Though snorkeling is far and away the most popular activity on our island, many of our guests take advantage of the scuba diving opportunities offered by the Long Caye Dive Center, just a few feet down the island from our dining hall. All scuba diving on the island is from a Long Caye Dive Center boat and accompanied by one of their skilled guides. A complete description of the dives available with them, along with their rates and requirements, is available in the dive Belize section of our website.
They also offer a full line of certification classes, from first time Bubblemaker classes for kids to Master Diver and everything in between. If you have never been scuba diving before but have wanted to learn, Long Caye at Glover’s Reef is the perfect place to learn – the water is 80 degrees and visibility is some of the highest anywhere. If you haven’t considered it before, check out this great article about first-time diving in Belize. Read this piece just out by Joshua S. Brown published in the 2012 issue of Destination Belize Magazine.
Becoming certified to dive involves a little bit of book study and classroom discussion, as well as taking written tests. That is followed by shallow water or in-pool skill training and testing. The final step involves open water dives and passing further skill tests at 40 feet.
Rather than spend precious days on the island with their head in a book or sitting in a classroom, many of our guests who are diving for the first time prefer to get the classroom and pool skills part of their certification completed before they arrive. This can be accomplished easily by contacting any dive center in your vicinity and regardless which organization you go with, as long as it is one of the widely recognized certification programs (e.g. NAUI, SSI, ACUC, CMAS, and BSAC) and you bring along the appropriate paperwork, the final open water steps can be completed on Long Caye. In this case your certification would be issued by PADI or you can opt to take your paperwork home and have it issued by your original organization. This kind of course, where you do half of the course at home and half on the island is called a “referral” course. You can see a complete description of all Belize dive courses on our website. Once you are certified to dive, it is a lifetime certification. You can then dive anywhere in the world.
Anderson Cooper, in a report recently on 60 Minutes, visits with coral reef specialists at a remote coral reef off the coast of Cuba: The Gardens of the Queen.

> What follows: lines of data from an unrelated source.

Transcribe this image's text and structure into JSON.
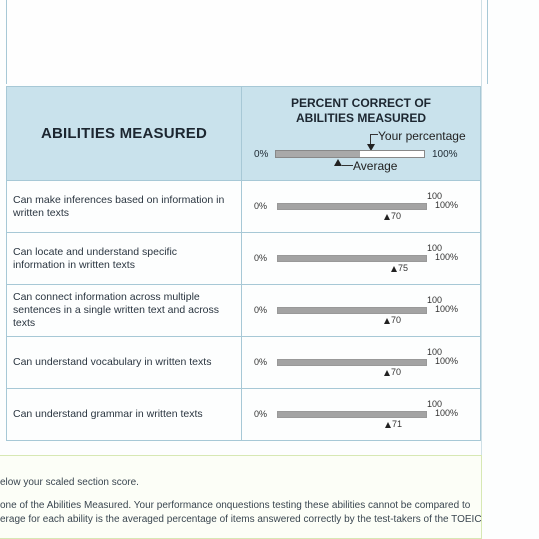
{
  "header": {
    "abilities_title": "ABILITIES MEASURED",
    "percent_title_line1": "PERCENT CORRECT OF",
    "percent_title_line2": "ABILITIES MEASURED",
    "legend_your": "Your percentage",
    "legend_average": "Average",
    "legend_zero": "0%",
    "legend_hundred": "100%"
  },
  "rows": [
    {
      "label_line1": "Can make inferences based on information in",
      "label_line2": "written texts",
      "zero": "0%",
      "max_top": "100",
      "max": "100%",
      "average": "70",
      "your_pct": 100
    },
    {
      "label_line1": "Can locate and understand specific",
      "label_line2": "information in written texts",
      "zero": "0%",
      "max_top": "100",
      "max": "100%",
      "average": "75",
      "your_pct": 100
    },
    {
      "label_line1": "Can connect information across multiple",
      "label_line2": "sentences in a single written text and across",
      "label_line3": "texts",
      "zero": "0%",
      "max_top": "100",
      "max": "100%",
      "average": "70",
      "your_pct": 100
    },
    {
      "label_line1": "Can understand vocabulary in written texts",
      "zero": "0%",
      "max_top": "100",
      "max": "100%",
      "average": "70",
      "your_pct": 100
    },
    {
      "label_line1": "Can understand grammar in written texts",
      "zero": "0%",
      "max_top": "100",
      "max": "100%",
      "average": "71",
      "your_pct": 100
    }
  ],
  "footer": {
    "line1": "elow your scaled section score.",
    "line2": "one of the Abilities Measured. Your performance onquestions testing these abilities cannot be compared to",
    "line3": "erage for each ability is the averaged percentage of items answered correctly by the test-takers of the TOEIC"
  }
}
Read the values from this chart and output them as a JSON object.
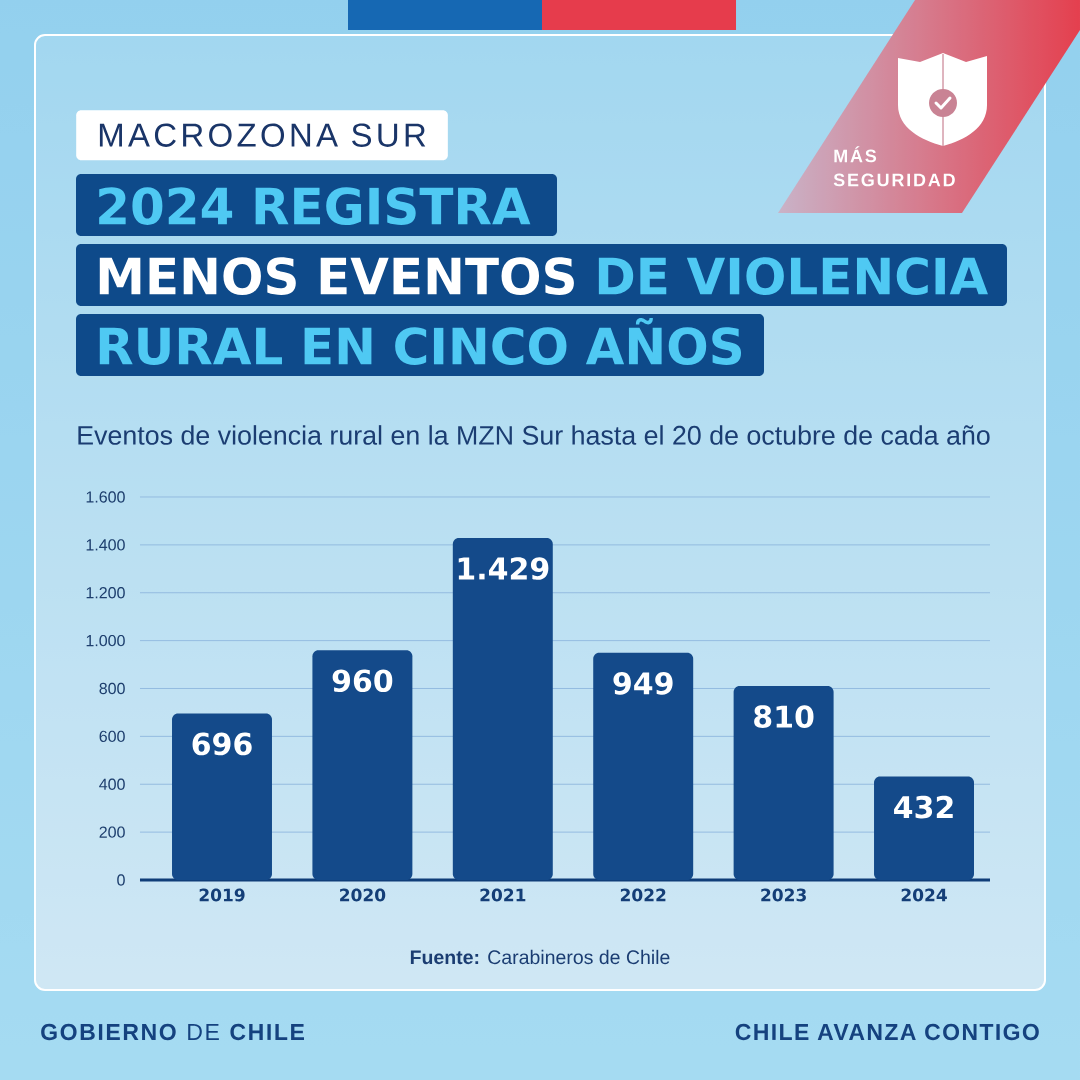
{
  "chart_data": {
    "type": "bar",
    "title": "2024 REGISTRA **MENOS EVENTOS** DE VIOLENCIA RURAL EN CINCO AÑOS",
    "subtitle": "Eventos de violencia rural en la MZN Sur hasta el 20 de octubre de cada año",
    "categories": [
      "2019",
      "2020",
      "2021",
      "2022",
      "2023",
      "2024"
    ],
    "values": [
      696,
      960,
      1429,
      949,
      810,
      432
    ],
    "value_labels": [
      "696",
      "960",
      "1.429",
      "949",
      "810",
      "432"
    ],
    "color": "#144a8a",
    "ylim": [
      0,
      1600
    ],
    "yticks": [
      0,
      200,
      400,
      600,
      800,
      {
        "value": 1000,
        "label": "1.000"
      },
      {
        "value": 1200,
        "label": "1.200"
      },
      {
        "value": 1400,
        "label": "1.400"
      },
      {
        "value": 1600,
        "label": "1.600"
      }
    ],
    "grid": "y",
    "annotations": [
      "MACROZONA SUR",
      "MÁS SEGURIDAD",
      "**Fuente:** Carabineros de Chile",
      "**GOBIERNO** DE **CHILE**",
      "CHILE AVANZA CONTIGO"
    ]
  }
}
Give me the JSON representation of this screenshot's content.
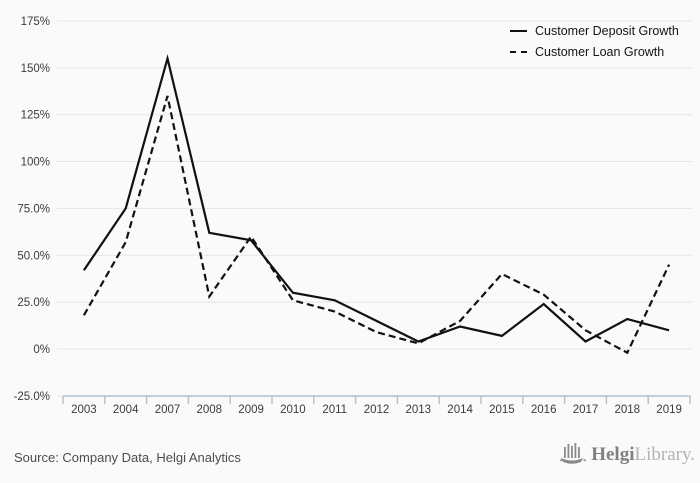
{
  "chart_data": {
    "type": "line",
    "title": "",
    "xlabel": "",
    "ylabel": "",
    "categories": [
      "2003",
      "2004",
      "2007",
      "2008",
      "2009",
      "2010",
      "2011",
      "2012",
      "2013",
      "2014",
      "2015",
      "2016",
      "2017",
      "2018",
      "2019"
    ],
    "series": [
      {
        "name": "Customer Deposit Growth",
        "style": "solid",
        "values": [
          42,
          75,
          155,
          62,
          58,
          30,
          26,
          15,
          4,
          12,
          7,
          24,
          4,
          16,
          10
        ]
      },
      {
        "name": "Customer Loan Growth",
        "style": "dashed",
        "values": [
          18,
          57,
          135,
          28,
          60,
          26,
          20,
          9,
          3,
          15,
          40,
          29,
          10,
          -2,
          45
        ]
      }
    ],
    "ylim": [
      -25,
      175
    ],
    "yticks": [
      {
        "v": 175,
        "label": "175%"
      },
      {
        "v": 150,
        "label": "150%"
      },
      {
        "v": 125,
        "label": "125%"
      },
      {
        "v": 100,
        "label": "100%"
      },
      {
        "v": 75,
        "label": "75.0%"
      },
      {
        "v": 50,
        "label": "50.0%"
      },
      {
        "v": 25,
        "label": "25.0%"
      },
      {
        "v": 0,
        "label": "0%"
      },
      {
        "v": -25,
        "label": "-25.0%"
      }
    ],
    "grid": true,
    "legend_position": "top-right",
    "colors": {
      "line": "#111111",
      "grid": "#e5e5e5",
      "axis": "#b3bdd1",
      "tick_text": "#3c3c3c"
    }
  },
  "footer": {
    "source": "Source: Company Data, Helgi Analytics"
  },
  "logo": {
    "brand_primary": "Helgi",
    "brand_secondary": "Library."
  }
}
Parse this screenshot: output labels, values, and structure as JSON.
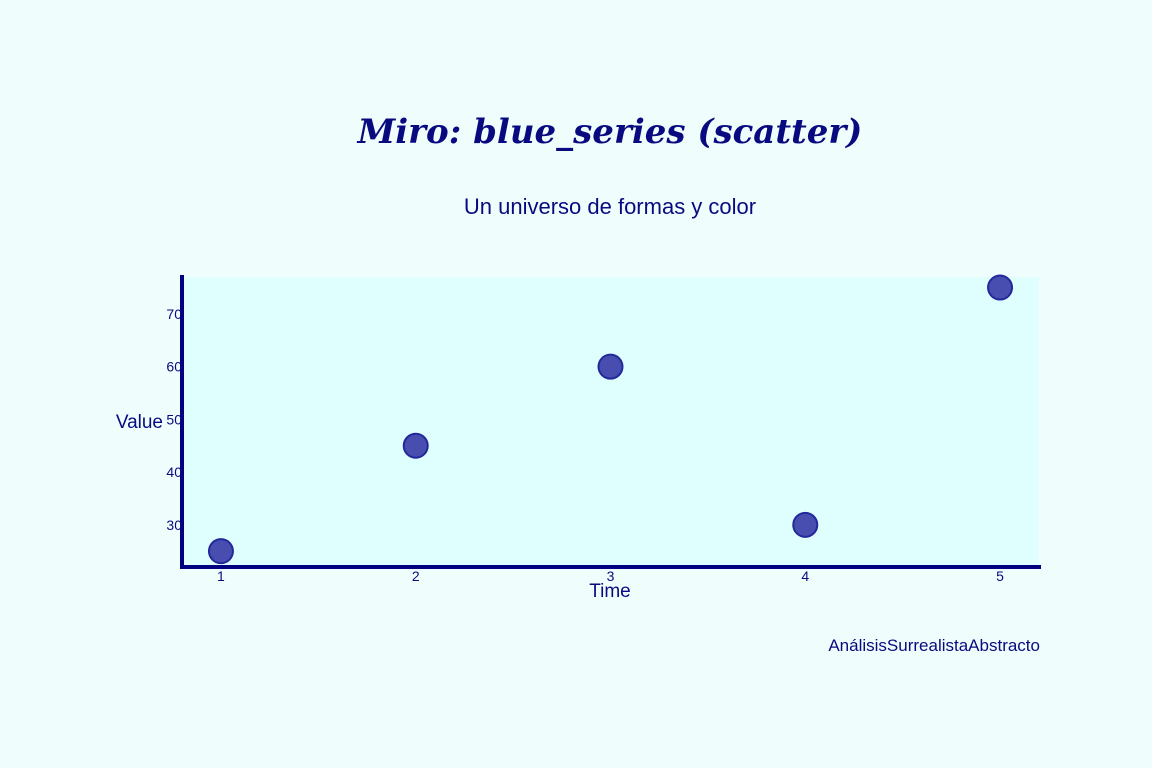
{
  "chart_data": {
    "type": "scatter",
    "title": "Miro: blue_series (scatter)",
    "subtitle": "Un universo de formas y color",
    "xlabel": "Time",
    "ylabel": "Value",
    "x": [
      1,
      2,
      3,
      4,
      5
    ],
    "y": [
      25,
      45,
      60,
      30,
      75
    ],
    "xlim": [
      0.8,
      5.2
    ],
    "ylim": [
      22,
      77
    ],
    "xticks": [
      "1",
      "2",
      "3",
      "4",
      "5"
    ],
    "yticks": [
      "30",
      "40",
      "50",
      "60",
      "70"
    ],
    "grid": false,
    "legend": "none",
    "footer": "AnálisisSurrealistaAbstracto"
  },
  "colors": {
    "background": "#effefd",
    "plot_background": "#dffffe",
    "axis": "#000080",
    "marker_fill": "#3b3fa8",
    "marker_stroke": "#23289a",
    "text": "#0a0a80"
  }
}
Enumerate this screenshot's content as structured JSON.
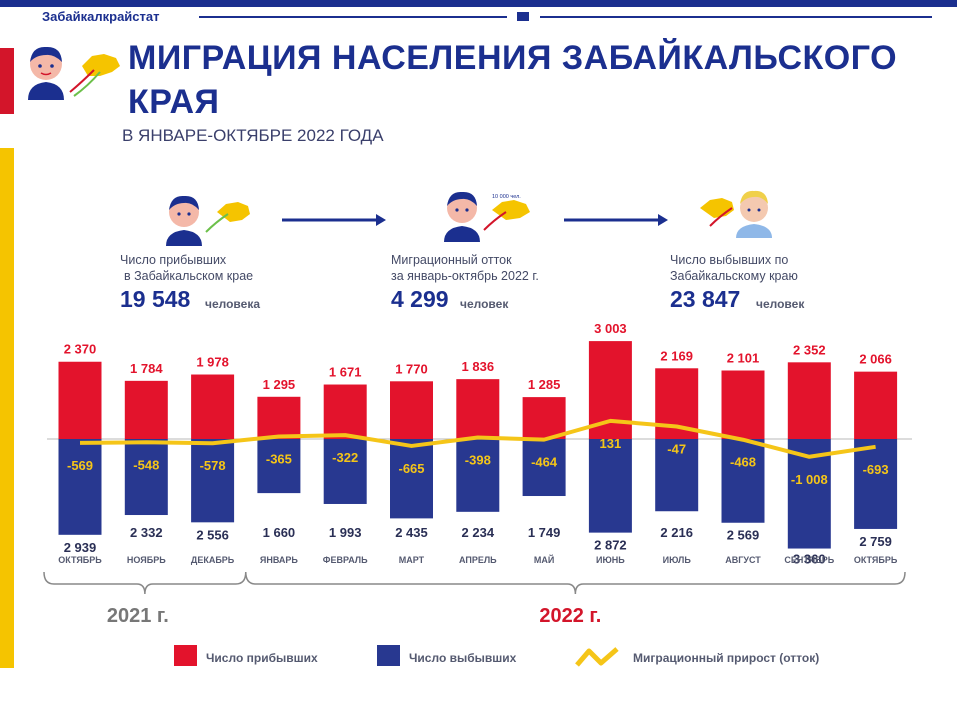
{
  "header": {
    "brand": "Забайкалкрайстат"
  },
  "title": "МИГРАЦИЯ НАСЕЛЕНИЯ ЗАБАЙКАЛЬСКОГО КРАЯ",
  "subtitle": "В ЯНВАРЕ-ОКТЯБРЕ 2022 ГОДА",
  "stats": {
    "arrived": {
      "label_line1": "Число прибывших",
      "label_line2": "в Забайкальском крае",
      "value": "19 548",
      "unit": "человека"
    },
    "outflow": {
      "label_line1": "Миграционный отток",
      "label_line2": "за январь-октябрь 2022 г.",
      "value": "4 299",
      "unit": "человек"
    },
    "departed": {
      "label_line1": "Число выбывших по",
      "label_line2": "Забайкальскому краю",
      "value": "23 847",
      "unit": "человек"
    }
  },
  "map_badge": "10 000 чел.",
  "colors": {
    "arrived": "#e3132c",
    "departed": "#283890",
    "net": "#f5c518",
    "brand": "#1b2f8f"
  },
  "chart_data": {
    "type": "bar",
    "categories": [
      "ОКТЯБРЬ",
      "НОЯБРЬ",
      "ДЕКАБРЬ",
      "ЯНВАРЬ",
      "ФЕВРАЛЬ",
      "МАРТ",
      "АПРЕЛЬ",
      "МАЙ",
      "ИЮНЬ",
      "ИЮЛЬ",
      "АВГУСТ",
      "СЕНТЯБРЬ",
      "ОКТЯБРЬ"
    ],
    "series": [
      {
        "name": "Число прибывших",
        "values": [
          2370,
          1784,
          1978,
          1295,
          1671,
          1770,
          1836,
          1285,
          3003,
          2169,
          2101,
          2352,
          2066
        ],
        "labels": [
          "2 370",
          "1 784",
          "1 978",
          "1 295",
          "1 671",
          "1 770",
          "1 836",
          "1 285",
          "3 003",
          "2 169",
          "2 101",
          "2 352",
          "2 066"
        ]
      },
      {
        "name": "Число выбывших",
        "values": [
          2939,
          2332,
          2556,
          1660,
          1993,
          2435,
          2234,
          1749,
          2872,
          2216,
          2569,
          3360,
          2759
        ],
        "labels": [
          "2 939",
          "2 332",
          "2 556",
          "1 660",
          "1 993",
          "2 435",
          "2 234",
          "1 749",
          "2 872",
          "2 216",
          "2 569",
          "3 360",
          "2 759"
        ]
      },
      {
        "name": "Миграционный прирост (отток)",
        "values": [
          -569,
          -548,
          -578,
          -365,
          -322,
          -665,
          -398,
          -464,
          131,
          -47,
          -468,
          -1008,
          -693
        ],
        "labels": [
          "-569",
          "-548",
          "-578",
          "-365",
          "-322",
          "-665",
          "-398",
          "-464",
          "131",
          "-47",
          "-468",
          "-1 008",
          "-693"
        ]
      }
    ],
    "year_groups": [
      {
        "label": "2021 г.",
        "count": 3,
        "color": "#777777"
      },
      {
        "label": "2022 г.",
        "count": 10,
        "color": "#d3152a"
      }
    ],
    "legend_position": "bottom"
  }
}
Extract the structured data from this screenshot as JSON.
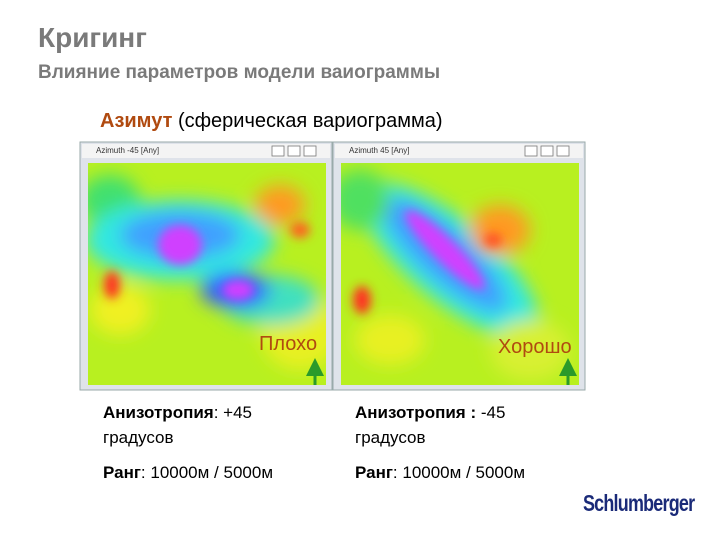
{
  "header": {
    "title": "Кригинг",
    "subtitle": "Влияние параметров модели ваиограммы"
  },
  "caption": {
    "keyword": "Азимут",
    "rest": "(сферическая вариограмма)"
  },
  "panels": [
    {
      "window_title": "Azimuth -45 [Any]",
      "verdict": "Плохо",
      "anisotropy": {
        "label": "Анизотропия",
        "value": ": +45",
        "unit": "градусов"
      },
      "range": {
        "label": "Ранг",
        "value": ": 10000м / 5000м"
      }
    },
    {
      "window_title": "Azimuth 45 [Any]",
      "verdict": "Хорошо",
      "anisotropy": {
        "label": "Анизотропия :",
        "value": "-45",
        "unit": "градусов"
      },
      "range": {
        "label": "Ранг",
        "value": ": 10000м / 5000м"
      }
    }
  ],
  "logo": "Schlumberger"
}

This reef is special in that, due to its remote location and the fact it has long been protected from over-fishing and other human/industrial depredations, it is one of the few reef systems in the world that is still thriving. In this regard, and because of it’s location in the Caribbean, it is remarkably similar to what is found at Glover’s Reef, also a world-class marine reserve.
The reef as described in the 60 Minutes episode could be about Glover’s Reef, where our island is located off the coast of Belize. View this episode to see what can be found at a healthy Caribbean coral reef.
While many people go to the Caribbean for nothing more than sitting in the sun with a cocktail in hand, there’s more that the Caribbean has to offer. For one, not just a couple seasons of warmth, but pleasant weather year-round. With such clear waters to go with that, the Caribbean is one of the top diving destinations in the world. Here, courtesy of Cheap Air’s blog, is a list of a few of the best destinations to scuba dive in the Caribbean:
Aruba: If you’re less into marine life and more into wrecking diving, then put Aruba at the top of the list. Many cite Aruba as one of the top wreck diving destinations in the world, with opportunities for both experienced and novice divers. One of the most notable wrecks is the Antilla, a 400-foot German freighter. Since the location of the ship has such little current, it’s accessible by divers of varying skill levels.
Belize: For a full diving experience, head to the waters just off the shores of Belize. Belize isn’t in fact an island, but that doesn’t mean it doesn’t offer some of the best diving waters in the world. The Belize Barrier Reef helps make up the second largest barrier reef in the world, the Mesoamerican Barrier Reef System. However, no diving trip to Belize is complete without a visit to Glover’s Reef.
Turks and Caicos: The Turks and Caicos are often overlooked as a diving destination, making the diving spots often a lot less explored than many other destinations. It offers a good mix of marine life and wrecks. Not far off from Turks and Caicos are drop-off spots, where the elevation can drop off thousands of feet below sea level. This is recommended for the more experienced divers.
Cayman Islands: The Cayman Islands make their way onto this list because it offers great opportunities for divers of all levels. There are tons of diving operators, many of which make it easy and cheap to get your diving certification. I recommend the Cayman Islands for the person just getting started who is more interested in the experience and a first-hand look at Caribbean marine life.
Grenada: Grenada is another destination that often gets overlooked by travelers. However, for the diving enthusiast, this is another destination that should be at the top of your lists for its wreck diving. Some of the more notable wreck sites in Grenada include the Titanic of the Caribbean, a 600-foot cruise ship, and the Isle of Wrecks. Many of these wrecks are recommended for more experienced divers since currents can be strong.